There’s another key concept that we really need to grasp before we dive into criticism – context. A brand is not just a logo. A visual identity is not just a logo. However, we are often served up images of the offending logo in isolation, maybe (if we’re very lucky) applied to a couple of formats. It’s enough to formulate a poorly informed opinion of the agencies intentions but no more. Before assassinating the work we should really give them the benefit of the doubt until we have gained the full picture, seen how the identity manifests itself throughout the business and understand the motivations behind the work.
 

Burberry, for instance, will have had good reason for discarding its original serif logotype and knight motif, and they won’t have done it lightly. The world is changing, as is the consumer. The retail sector is tough and shopping habits are in flux with ‘digital’ seemingly laying waste to the high street. Burberry, just like everyone else, need to stay relevant to hold on to their brand fans but more importantly enrol a new generation. Did the old logo perform well online? Did it test well with millennials or did they detect/foresee a worrying drop off in the brands’ appeal? Whatever it was, it wasn’t done on a whim, and we should really interrogate that information before we tear the solution apart.

 
 
 
 
 
 
 
 
 
 
 
 
 

The #ThomasBurberryMonogram August 2018

A post shared by Burberry (@burberry) on

Much thought, passion, care, craft and experience is poured into these projects. I think we owe it to the designer to hear the whole story before we cast the first stone!

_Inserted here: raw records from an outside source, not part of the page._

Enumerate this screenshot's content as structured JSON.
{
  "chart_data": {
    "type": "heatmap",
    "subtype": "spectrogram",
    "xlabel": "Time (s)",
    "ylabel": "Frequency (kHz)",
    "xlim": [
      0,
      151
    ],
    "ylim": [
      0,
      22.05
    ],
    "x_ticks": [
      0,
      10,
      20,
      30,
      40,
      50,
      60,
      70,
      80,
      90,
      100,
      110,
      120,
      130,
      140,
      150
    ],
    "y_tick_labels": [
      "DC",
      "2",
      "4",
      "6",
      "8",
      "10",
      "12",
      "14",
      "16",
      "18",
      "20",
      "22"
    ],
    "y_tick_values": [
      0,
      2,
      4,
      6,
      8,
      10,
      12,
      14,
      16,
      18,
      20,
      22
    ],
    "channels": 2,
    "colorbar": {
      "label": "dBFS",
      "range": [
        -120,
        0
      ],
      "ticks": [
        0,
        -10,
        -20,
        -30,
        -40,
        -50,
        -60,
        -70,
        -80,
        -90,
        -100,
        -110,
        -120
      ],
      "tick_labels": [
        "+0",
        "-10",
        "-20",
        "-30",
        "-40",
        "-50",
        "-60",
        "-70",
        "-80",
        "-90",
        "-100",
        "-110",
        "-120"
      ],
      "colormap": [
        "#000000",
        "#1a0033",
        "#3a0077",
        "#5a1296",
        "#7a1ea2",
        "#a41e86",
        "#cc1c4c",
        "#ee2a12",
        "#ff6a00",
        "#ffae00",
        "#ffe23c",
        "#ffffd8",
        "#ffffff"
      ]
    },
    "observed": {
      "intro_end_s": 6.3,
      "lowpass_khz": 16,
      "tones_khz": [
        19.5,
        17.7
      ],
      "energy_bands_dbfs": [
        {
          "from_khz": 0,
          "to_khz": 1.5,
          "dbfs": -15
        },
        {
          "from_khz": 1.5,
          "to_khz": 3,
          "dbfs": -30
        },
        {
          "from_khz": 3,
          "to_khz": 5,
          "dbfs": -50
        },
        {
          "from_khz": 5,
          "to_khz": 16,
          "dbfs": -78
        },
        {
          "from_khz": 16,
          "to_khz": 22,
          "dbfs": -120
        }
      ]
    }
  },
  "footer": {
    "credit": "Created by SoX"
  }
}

I’m not saying anyone is above criticism, or that anyone who operates without due care, attention, morality or professionalism shouldn’t be held accountable. And I’m certainly not saying that bad craftsmanship should be above question. But I don’t think any of the examples I’ve highlighted qualify.

So before jumping to any conclusions about a visual identity, look a little deeper, and consider this quote from an unlikely source; “standing still is the fastest way of moving backwards in a rapidly changing world”, Lauren Bacall.